La prueba viviente narra un día en la vida de Mendo: el de su cumpleaños número veinte. Es un relato de iniciación: tiene relaciones sexuales con una mujer y asesina accidentalmente a un hombre, aunque se proponía un desquite más ambicioso contra el sistema planetario. Con toda la carga simbólica que quiera dársele: Dina, la mujer, actúa como una madre que, con reminiscencias bíblicas, lava sus pies.
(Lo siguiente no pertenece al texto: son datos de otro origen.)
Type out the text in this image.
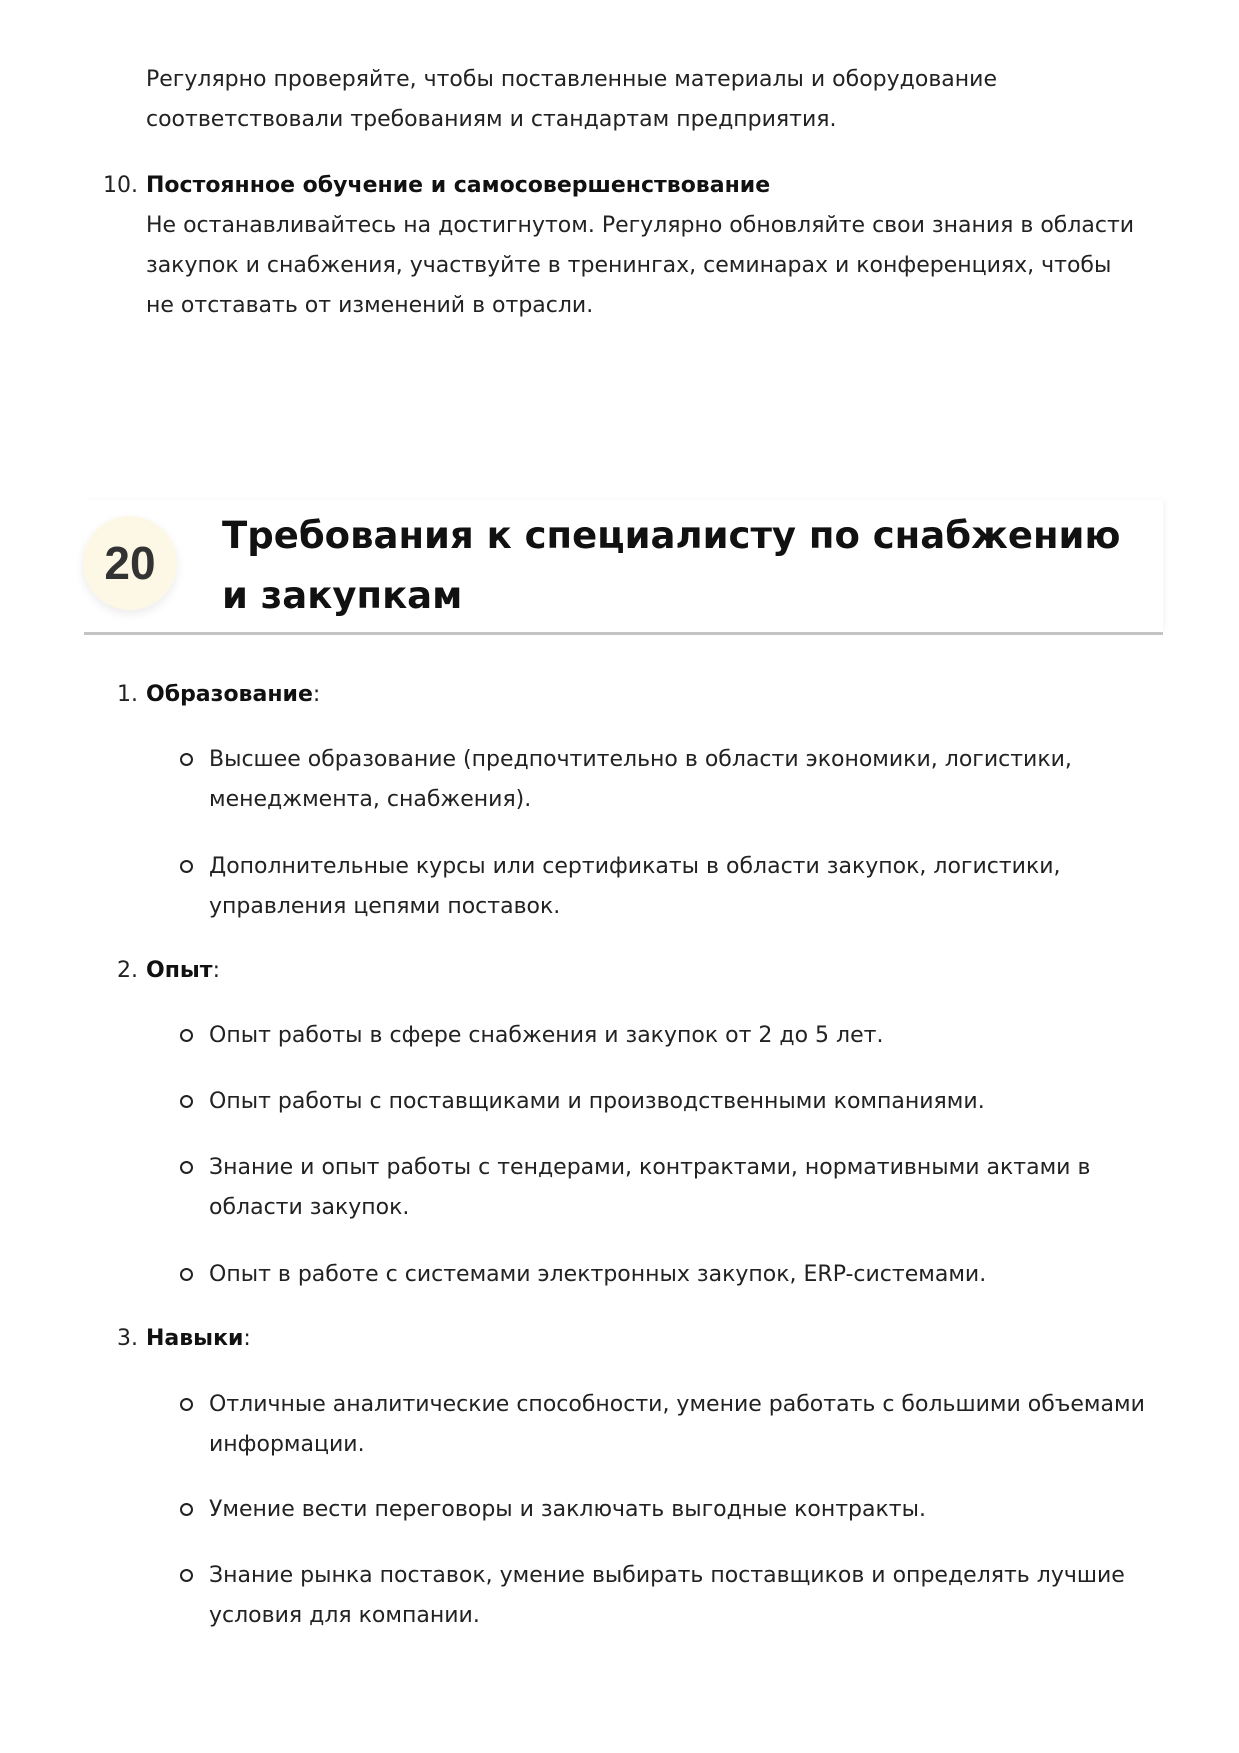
Регулярно проверяйте, чтобы поставленные материалы и оборудование соответствовали требованиям и стандартам предприятия.
10. Постоянное обучение и самосовершенствование
Не останавливайтесь на достигнутом. Регулярно обновляйте свои знания в области закупок и снабжения, участвуйте в тренингах, семинарах и конференциях, чтобы не отставать от изменений в отрасли.
20
Требования к специалисту по снабжению и закупкам
1. Образование:
Высшее образование (предпочтительно в области экономики, логистики, менеджмента, снабжения).
Дополнительные курсы или сертификаты в области закупок, логистики, управления цепями поставок.
2. Опыт:
Опыт работы в сфере снабжения и закупок от 2 до 5 лет.
Опыт работы с поставщиками и производственными компаниями.
Знание и опыт работы с тендерами, контрактами, нормативными актами в области закупок.
Опыт в работе с системами электронных закупок, ERP-системами.
3. Навыки:
Отличные аналитические способности, умение работать с большими объемами информации.
Умение вести переговоры и заключать выгодные контракты.
Знание рынка поставок, умение выбирать поставщиков и определять лучшие условия для компании.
Su padre, casi una entelequia como un desconocido inmigrante chino, al que apenas recuerda apartándolo del calor de su madre durante un fatídico viaje en tren, y al que, de algún modo, traiciona desgranando su modesta herencia a través de ventas por Internet.

Su suerte su mala suerte involucra directa o indirectamente los destinos de Clara, Dina, Arturo, la señora Coll, Wang, el padre Luis, muchos de ellos señalados en el texto como la prueba viviente de algo negativo o desafortunado: el desconsuelo por la pérdida temprana de una madre o de una parte del cuerpo, el sufrimiento que acarrea enamorarse, la falta de dignidad de los hombres, el sinsentido de la existencia. La trama de la novela, ajustadamente urdida, logra que cada uno de los protagonistas realice al menos una acción que desbarate o mine la solidez de la prueba que parecían encarnar. Esos hechos acontecen intempestivos, en la implosión de un instante irracional. Los personajes se vuelven entonces prueba de otra cosa: la aparente lógica racional de sus actos estaba minada desde el vamos por el oscuro corazón humano, que justamente el melodrama, como parada enunciativa sentimental, fatalista e hiperbólica, quiere iluminar. Son entonces los mitos quienes hacen latir el corazón de los mortales, en el entramado de referencias al arte, la religión, la magia y el sueño, que resulta la novela en su tránsito sanguíneo de la tragedia (Macbeth) a la comedia del Cimbelino, escenario de los hechos.

La prueba viviente se burla de los nombres y de las cifras. Todos defraudan irónicamente sus pretensiones de exactitud. El lenguaje mismo parece propenso a la irrisión: su ambigüedad constitutiva produce confusiones hasta en las frases hechas. Y junto a la ya mencionada hipérbole, que opera como un recurso humorístico a cada paso, su capacidad asociativa contrasta Brasil con Pozo Quemado, un anónimo Mendo con un popular Ayrton Senna, una estrella que no termina de asomar en el firmamento con una escena mundana que manifiesta el fracaso de absoluto y epicidad de los humanos, apenas pruebas vivientes del intento por habitar un mundo.